[Tagging] Cycling infrastructure routes (was Re: cyclist profiles - was:Feature Proposal - RFC - value 'basic_network' - cycle_network?)
stevea
steveaOSM at softworkers.com
Thu Dec 2 01:58:43 UTC 2021
On Dec 1, 2021, at 5:40 PM, Minh Nguyen <minh at nguyen.cincinnati.oh.us> wrote:
>>> The current approach of representing them all as route=bicycle relations gets messy as dedicated infrastructure gradually becomes part of designated routes. For example, the Little Miami Scenic Trail in Ohio [1] has a well-known identity, so we made it into a coherent network=lcn relation. [2] We need a route representation because it unfortunately still has a couple of on-road gaps, as well as a short segment with a different local name. [3] People still follow the named bikeway instead of the concurrent U.S. Bike Route or state routes that are more fragmented. This relation is distinguished from those routes by the lack of cycle_network=*. None of the network=*cn tags fit well, but there's a pro-forma network=lcn on it. Maybe in time it would become informal=yes and eventually be deleted.
>> I underscore once again the importance of infrastructure tagging. It is de minimus (the bare minimum required), and an OSM bike route that doesn't have bicycle infrastructure tags on its members is "posing," and must be fixed so it does.
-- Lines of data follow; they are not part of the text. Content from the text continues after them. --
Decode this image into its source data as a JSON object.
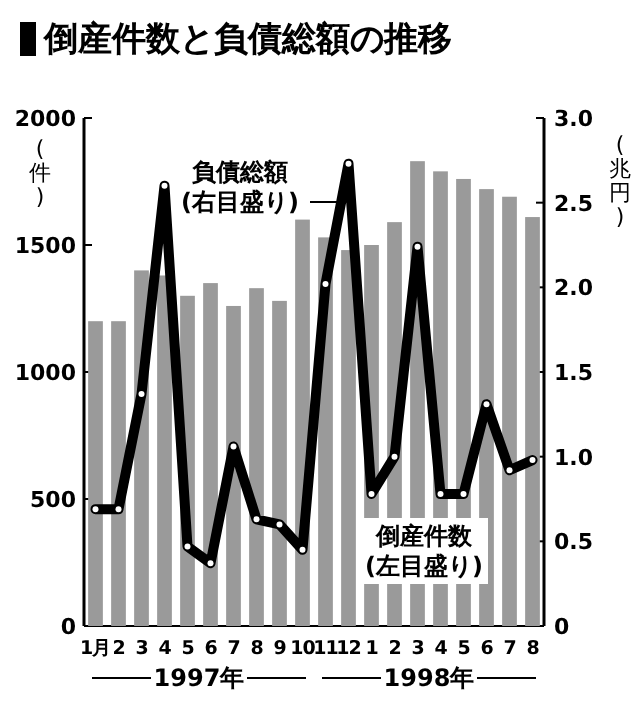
{
  "chart_data": {
    "type": "bar",
    "title": "倒産件数と負債総額の推移",
    "categories": [
      "1月",
      "2",
      "3",
      "4",
      "5",
      "6",
      "7",
      "8",
      "9",
      "10",
      "11",
      "12",
      "1",
      "2",
      "3",
      "4",
      "5",
      "6",
      "7",
      "8"
    ],
    "ylabel": "(件)",
    "y2label": "(兆円)",
    "ylim": [
      0,
      2000
    ],
    "yticks": [
      0,
      500,
      1000,
      1500,
      2000
    ],
    "y2lim": [
      0,
      3
    ],
    "y2ticks": [
      {
        "value": 0,
        "label": "0"
      },
      {
        "value": 0.5,
        "label": "0.5"
      },
      {
        "value": 1,
        "label": "1.0"
      },
      {
        "value": 1.5,
        "label": "1.5"
      },
      {
        "value": 2,
        "label": "2.0"
      },
      {
        "value": 2.5,
        "label": "2.5"
      },
      {
        "value": 3,
        "label": "3.0"
      }
    ],
    "series": [
      {
        "name": "倒産件数 (左目盛り)",
        "color": "#9a9a9a",
        "values": [
          1200,
          1200,
          1400,
          1380,
          1300,
          1350,
          1260,
          1330,
          1280,
          1600,
          1530,
          1480,
          1500,
          1590,
          1830,
          1790,
          1760,
          1720,
          1690,
          1610
        ]
      },
      {
        "name": "負債総額 (右目盛り)",
        "type": "line",
        "axis": "y2",
        "color": "#000000",
        "values": [
          0.69,
          0.69,
          1.37,
          2.6,
          0.47,
          0.37,
          1.06,
          0.63,
          0.6,
          0.45,
          2.02,
          2.73,
          0.78,
          1.0,
          2.24,
          0.78,
          0.78,
          1.31,
          0.92,
          0.98
        ]
      }
    ],
    "marker": "circle",
    "annotations": [
      "1997年",
      "1998年"
    ]
  }
}
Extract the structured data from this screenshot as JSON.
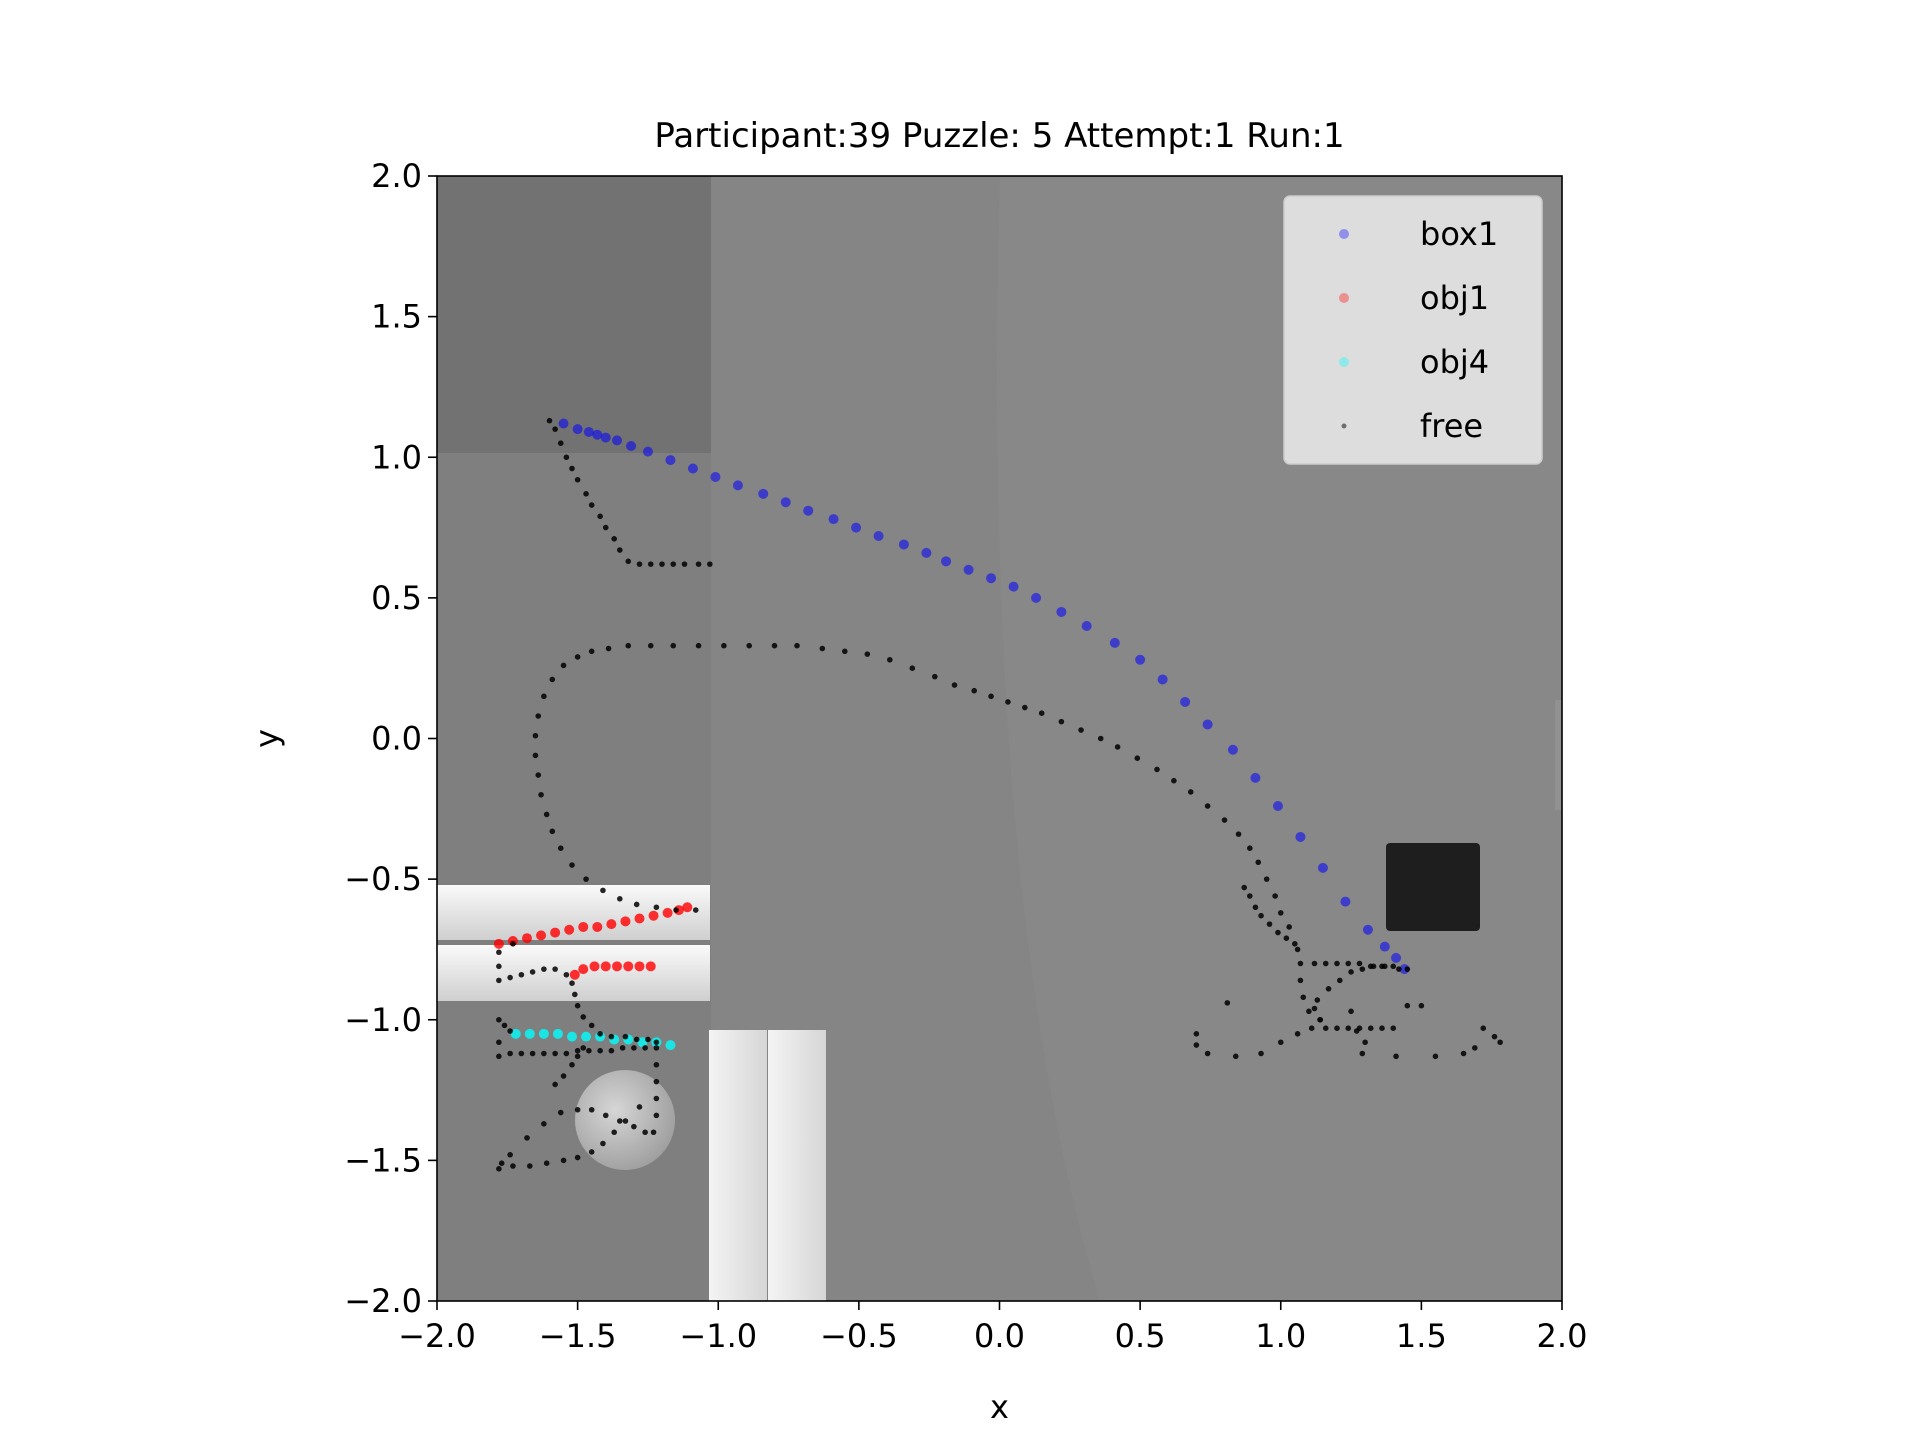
{
  "chart_data": {
    "type": "scatter",
    "title": "Participant:39 Puzzle: 5 Attempt:1 Run:1",
    "xlabel": "x",
    "ylabel": "y",
    "xlim": [
      -2.0,
      2.0
    ],
    "ylim": [
      -2.0,
      2.0
    ],
    "xticks": [
      "−2.0",
      "−1.5",
      "−1.0",
      "−0.5",
      "0.0",
      "0.5",
      "1.0",
      "1.5",
      "2.0"
    ],
    "yticks": [
      "2.0",
      "1.5",
      "1.0",
      "0.5",
      "0.0",
      "−0.5",
      "−1.0",
      "−1.5",
      "−2.0"
    ],
    "xtick_values": [
      -2.0,
      -1.5,
      -1.0,
      -0.5,
      0.0,
      0.5,
      1.0,
      1.5,
      2.0
    ],
    "ytick_values": [
      2.0,
      1.5,
      1.0,
      0.5,
      0.0,
      -0.5,
      -1.0,
      -1.5,
      -2.0
    ],
    "grid": false,
    "legend_position": "top-right",
    "background": "grayscale scene image",
    "series": [
      {
        "name": "box1",
        "color": "#0000ff",
        "points": [
          [
            -1.55,
            1.12
          ],
          [
            -1.5,
            1.1
          ],
          [
            -1.46,
            1.09
          ],
          [
            -1.43,
            1.08
          ],
          [
            -1.4,
            1.07
          ],
          [
            -1.36,
            1.06
          ],
          [
            -1.31,
            1.04
          ],
          [
            -1.25,
            1.02
          ],
          [
            -1.17,
            0.99
          ],
          [
            -1.09,
            0.96
          ],
          [
            -1.01,
            0.93
          ],
          [
            -0.93,
            0.9
          ],
          [
            -0.84,
            0.87
          ],
          [
            -0.76,
            0.84
          ],
          [
            -0.68,
            0.81
          ],
          [
            -0.59,
            0.78
          ],
          [
            -0.51,
            0.75
          ],
          [
            -0.43,
            0.72
          ],
          [
            -0.34,
            0.69
          ],
          [
            -0.26,
            0.66
          ],
          [
            -0.19,
            0.63
          ],
          [
            -0.11,
            0.6
          ],
          [
            -0.03,
            0.57
          ],
          [
            0.05,
            0.54
          ],
          [
            0.13,
            0.5
          ],
          [
            0.22,
            0.45
          ],
          [
            0.31,
            0.4
          ],
          [
            0.41,
            0.34
          ],
          [
            0.5,
            0.28
          ],
          [
            0.58,
            0.21
          ],
          [
            0.66,
            0.13
          ],
          [
            0.74,
            0.05
          ],
          [
            0.83,
            -0.04
          ],
          [
            0.91,
            -0.14
          ],
          [
            0.99,
            -0.24
          ],
          [
            1.07,
            -0.35
          ],
          [
            1.15,
            -0.46
          ],
          [
            1.23,
            -0.58
          ],
          [
            1.31,
            -0.68
          ],
          [
            1.37,
            -0.74
          ],
          [
            1.41,
            -0.78
          ],
          [
            1.44,
            -0.82
          ]
        ]
      },
      {
        "name": "obj1",
        "color": "#ff0000",
        "points": [
          [
            -1.78,
            -0.73
          ],
          [
            -1.73,
            -0.72
          ],
          [
            -1.68,
            -0.71
          ],
          [
            -1.63,
            -0.7
          ],
          [
            -1.58,
            -0.69
          ],
          [
            -1.53,
            -0.68
          ],
          [
            -1.48,
            -0.67
          ],
          [
            -1.43,
            -0.67
          ],
          [
            -1.38,
            -0.66
          ],
          [
            -1.33,
            -0.65
          ],
          [
            -1.28,
            -0.64
          ],
          [
            -1.23,
            -0.63
          ],
          [
            -1.18,
            -0.62
          ],
          [
            -1.14,
            -0.61
          ],
          [
            -1.11,
            -0.6
          ],
          [
            -1.51,
            -0.84
          ],
          [
            -1.48,
            -0.82
          ],
          [
            -1.44,
            -0.81
          ],
          [
            -1.4,
            -0.81
          ],
          [
            -1.36,
            -0.81
          ],
          [
            -1.32,
            -0.81
          ],
          [
            -1.28,
            -0.81
          ],
          [
            -1.24,
            -0.81
          ]
        ]
      },
      {
        "name": "obj4",
        "color": "#00ffff",
        "points": [
          [
            -1.72,
            -1.05
          ],
          [
            -1.67,
            -1.05
          ],
          [
            -1.62,
            -1.05
          ],
          [
            -1.57,
            -1.05
          ],
          [
            -1.52,
            -1.06
          ],
          [
            -1.47,
            -1.06
          ],
          [
            -1.42,
            -1.06
          ],
          [
            -1.37,
            -1.07
          ],
          [
            -1.32,
            -1.07
          ],
          [
            -1.27,
            -1.08
          ],
          [
            -1.22,
            -1.08
          ],
          [
            -1.17,
            -1.09
          ]
        ]
      },
      {
        "name": "free",
        "color": "#000000",
        "points": [
          [
            -1.6,
            1.13
          ],
          [
            -1.58,
            1.1
          ],
          [
            -1.56,
            1.05
          ],
          [
            -1.54,
            1.0
          ],
          [
            -1.52,
            0.96
          ],
          [
            -1.5,
            0.92
          ],
          [
            -1.47,
            0.87
          ],
          [
            -1.45,
            0.83
          ],
          [
            -1.42,
            0.79
          ],
          [
            -1.4,
            0.75
          ],
          [
            -1.37,
            0.71
          ],
          [
            -1.35,
            0.67
          ],
          [
            -1.32,
            0.63
          ],
          [
            -1.28,
            0.62
          ],
          [
            -1.24,
            0.62
          ],
          [
            -1.2,
            0.62
          ],
          [
            -1.16,
            0.62
          ],
          [
            -1.12,
            0.62
          ],
          [
            -1.07,
            0.62
          ],
          [
            -1.03,
            0.62
          ],
          [
            -1.08,
            -0.61
          ],
          [
            -1.15,
            -0.61
          ],
          [
            -1.22,
            -0.6
          ],
          [
            -1.29,
            -0.59
          ],
          [
            -1.35,
            -0.57
          ],
          [
            -1.41,
            -0.54
          ],
          [
            -1.47,
            -0.5
          ],
          [
            -1.52,
            -0.45
          ],
          [
            -1.56,
            -0.39
          ],
          [
            -1.59,
            -0.33
          ],
          [
            -1.61,
            -0.27
          ],
          [
            -1.63,
            -0.2
          ],
          [
            -1.64,
            -0.13
          ],
          [
            -1.65,
            -0.06
          ],
          [
            -1.65,
            0.01
          ],
          [
            -1.64,
            0.08
          ],
          [
            -1.62,
            0.15
          ],
          [
            -1.59,
            0.21
          ],
          [
            -1.55,
            0.26
          ],
          [
            -1.5,
            0.29
          ],
          [
            -1.45,
            0.31
          ],
          [
            -1.39,
            0.32
          ],
          [
            -1.32,
            0.33
          ],
          [
            -1.24,
            0.33
          ],
          [
            -1.16,
            0.33
          ],
          [
            -1.07,
            0.33
          ],
          [
            -0.98,
            0.33
          ],
          [
            -0.89,
            0.33
          ],
          [
            -0.8,
            0.33
          ],
          [
            -0.72,
            0.33
          ],
          [
            -0.63,
            0.32
          ],
          [
            -0.55,
            0.31
          ],
          [
            -0.47,
            0.3
          ],
          [
            -0.39,
            0.28
          ],
          [
            -0.31,
            0.25
          ],
          [
            -0.23,
            0.22
          ],
          [
            -0.16,
            0.19
          ],
          [
            -0.09,
            0.17
          ],
          [
            -0.03,
            0.15
          ],
          [
            0.03,
            0.13
          ],
          [
            0.09,
            0.11
          ],
          [
            0.15,
            0.09
          ],
          [
            0.22,
            0.06
          ],
          [
            0.29,
            0.03
          ],
          [
            0.36,
            0.0
          ],
          [
            0.42,
            -0.03
          ],
          [
            0.49,
            -0.07
          ],
          [
            0.56,
            -0.11
          ],
          [
            0.62,
            -0.15
          ],
          [
            0.68,
            -0.19
          ],
          [
            0.74,
            -0.24
          ],
          [
            0.8,
            -0.29
          ],
          [
            0.85,
            -0.34
          ],
          [
            0.89,
            -0.39
          ],
          [
            0.92,
            -0.44
          ],
          [
            0.95,
            -0.5
          ],
          [
            0.98,
            -0.56
          ],
          [
            1.0,
            -0.62
          ],
          [
            1.03,
            -0.67
          ],
          [
            1.05,
            -0.73
          ],
          [
            0.87,
            -0.53
          ],
          [
            0.89,
            -0.56
          ],
          [
            0.91,
            -0.6
          ],
          [
            0.93,
            -0.63
          ],
          [
            0.96,
            -0.66
          ],
          [
            0.99,
            -0.69
          ],
          [
            1.02,
            -0.71
          ],
          [
            1.06,
            -0.75
          ],
          [
            1.07,
            -0.8
          ],
          [
            1.07,
            -0.86
          ],
          [
            1.08,
            -0.92
          ],
          [
            1.1,
            -0.97
          ],
          [
            1.13,
            -0.93
          ],
          [
            1.17,
            -0.89
          ],
          [
            1.21,
            -0.86
          ],
          [
            1.25,
            -0.83
          ],
          [
            1.29,
            -0.82
          ],
          [
            1.33,
            -0.81
          ],
          [
            1.37,
            -0.81
          ],
          [
            1.42,
            -0.82
          ],
          [
            1.45,
            -0.82
          ],
          [
            1.12,
            -0.8
          ],
          [
            1.16,
            -0.8
          ],
          [
            1.2,
            -0.8
          ],
          [
            1.24,
            -0.8
          ],
          [
            1.28,
            -0.8
          ],
          [
            1.32,
            -0.81
          ],
          [
            1.36,
            -0.81
          ],
          [
            1.4,
            -0.81
          ],
          [
            1.12,
            -0.96
          ],
          [
            1.14,
            -1.0
          ],
          [
            1.16,
            -1.03
          ],
          [
            1.2,
            -1.03
          ],
          [
            1.24,
            -1.03
          ],
          [
            1.28,
            -1.03
          ],
          [
            1.32,
            -1.03
          ],
          [
            1.36,
            -1.03
          ],
          [
            1.4,
            -1.03
          ],
          [
            1.14,
            -1.0
          ],
          [
            1.11,
            -1.03
          ],
          [
            1.06,
            -1.05
          ],
          [
            1.0,
            -1.08
          ],
          [
            0.93,
            -1.12
          ],
          [
            0.84,
            -1.13
          ],
          [
            0.74,
            -1.12
          ],
          [
            0.7,
            -1.09
          ],
          [
            0.7,
            -1.05
          ],
          [
            0.81,
            -0.94
          ],
          [
            1.25,
            -0.97
          ],
          [
            1.27,
            -1.04
          ],
          [
            1.3,
            -1.08
          ],
          [
            1.29,
            -1.12
          ],
          [
            1.41,
            -1.13
          ],
          [
            1.55,
            -1.13
          ],
          [
            1.65,
            -1.12
          ],
          [
            1.69,
            -1.1
          ],
          [
            1.72,
            -1.03
          ],
          [
            1.76,
            -1.06
          ],
          [
            1.78,
            -1.08
          ],
          [
            1.45,
            -0.95
          ],
          [
            1.5,
            -0.95
          ],
          [
            -1.73,
            -0.73
          ],
          [
            -1.78,
            -0.76
          ],
          [
            -1.78,
            -0.81
          ],
          [
            -1.78,
            -0.86
          ],
          [
            -1.74,
            -0.85
          ],
          [
            -1.7,
            -0.84
          ],
          [
            -1.66,
            -0.83
          ],
          [
            -1.62,
            -0.82
          ],
          [
            -1.58,
            -0.82
          ],
          [
            -1.54,
            -0.84
          ],
          [
            -1.52,
            -0.87
          ],
          [
            -1.51,
            -0.91
          ],
          [
            -1.5,
            -0.95
          ],
          [
            -1.48,
            -0.99
          ],
          [
            -1.45,
            -1.02
          ],
          [
            -1.42,
            -1.05
          ],
          [
            -1.38,
            -1.06
          ],
          [
            -1.33,
            -1.06
          ],
          [
            -1.29,
            -1.07
          ],
          [
            -1.25,
            -1.07
          ],
          [
            -1.22,
            -1.08
          ],
          [
            -1.78,
            -1.0
          ],
          [
            -1.76,
            -1.02
          ],
          [
            -1.74,
            -1.04
          ],
          [
            -1.78,
            -1.13
          ],
          [
            -1.78,
            -1.08
          ],
          [
            -1.74,
            -1.12
          ],
          [
            -1.7,
            -1.12
          ],
          [
            -1.66,
            -1.12
          ],
          [
            -1.62,
            -1.12
          ],
          [
            -1.58,
            -1.12
          ],
          [
            -1.54,
            -1.12
          ],
          [
            -1.5,
            -1.11
          ],
          [
            -1.46,
            -1.11
          ],
          [
            -1.42,
            -1.11
          ],
          [
            -1.38,
            -1.11
          ],
          [
            -1.34,
            -1.1
          ],
          [
            -1.3,
            -1.1
          ],
          [
            -1.26,
            -1.1
          ],
          [
            -1.48,
            -1.1
          ],
          [
            -1.5,
            -1.13
          ],
          [
            -1.52,
            -1.16
          ],
          [
            -1.55,
            -1.2
          ],
          [
            -1.58,
            -1.23
          ],
          [
            -1.22,
            -1.1
          ],
          [
            -1.22,
            -1.16
          ],
          [
            -1.22,
            -1.22
          ],
          [
            -1.22,
            -1.28
          ],
          [
            -1.22,
            -1.34
          ],
          [
            -1.23,
            -1.4
          ],
          [
            -1.26,
            -1.4
          ],
          [
            -1.3,
            -1.38
          ],
          [
            -1.35,
            -1.36
          ],
          [
            -1.4,
            -1.34
          ],
          [
            -1.45,
            -1.32
          ],
          [
            -1.5,
            -1.32
          ],
          [
            -1.56,
            -1.33
          ],
          [
            -1.62,
            -1.37
          ],
          [
            -1.68,
            -1.42
          ],
          [
            -1.74,
            -1.48
          ],
          [
            -1.78,
            -1.53
          ],
          [
            -1.77,
            -1.51
          ],
          [
            -1.73,
            -1.52
          ],
          [
            -1.67,
            -1.52
          ],
          [
            -1.61,
            -1.51
          ],
          [
            -1.55,
            -1.5
          ],
          [
            -1.5,
            -1.49
          ],
          [
            -1.45,
            -1.47
          ],
          [
            -1.41,
            -1.44
          ],
          [
            -1.37,
            -1.4
          ],
          [
            -1.33,
            -1.36
          ],
          [
            -1.28,
            -1.31
          ]
        ]
      }
    ]
  }
}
Even then, the route SHOULD be signed, but might not be, in the USA we are a bit lax about this. But not the converse: if it is a signed bike route (whether national, regional/state or local), OSM has every reason to map it as a route=bicycle (or even a route=mtb, we have signed mountain bike routes pretty close to me, I've hiked them).
> In this spun-off thread, I was floating the idea of distinguishing a new kind of relation for cycleway/bikeway infrastructure, in addition to the infrastructure tags we'd of course keep on ways. The named trail I gave as an example is signposted -- but not as a route per se, rather, in the manner that a street is signposted. Yet people routinely follow the trail as if it were a route, overcoming any discontinuities in the physical trail. I recognize this is orthogonal to mapping the kind of network that started the original thread. It just seems that overloading route=bicycle for this purpose is inconsistent with both road and rail mapping.
Thank you, Minh, for spinning off this additional thread (I think I mistakenly said THIS thread is long, rather than its parent thread).
Keep bicycle infrastructure tags on ways, of course.
"New kind of relation for (bicycles)?" well, I'm listening.
There really are two distinct, mathematically unique "sets of things" that are different from one another: a "road way" which is a real thing with a name, and signposts along it which denote that. OSM models the former as a way with a name=* tag and might model (does so in the case of certain bicycle and hiking routes/networks) these as a or some "signposted node route(s)/network(s)" (and there seems to be a method of doing that everybody agrees upon, now denoted with network_type:node_network, perhaps others).
If there is a Main Street with 1st Avenue, 2nd Avenue, et cetera as perpendiculars to it, let's say the city didn't get around to signposting "Main Street" at 6th Avenue and 7th Avenue, but did again at 8th and 9th Avenues. Main Street didn't cease to be Main Street around 6th and 7th. Yet, OSM can properly model both of these distinct "sets of things" in the real world: as a way with a name=* tag, and as a relation of nodes representing signposts, where importantly, there is a "skip in the data" because "there is a skip in reality." There can be both, OSM can model both. Yes, the latter are rare, the former are much more common, but so what?
Maybe a node can contain key-value pairs that represent named and/or numbered routes/networks (I'm being slightly and deliberately vague here). We seem to do something like that, there's room to "grow into" other ways to do that. I simply ask for that to be clearly described. While I listen.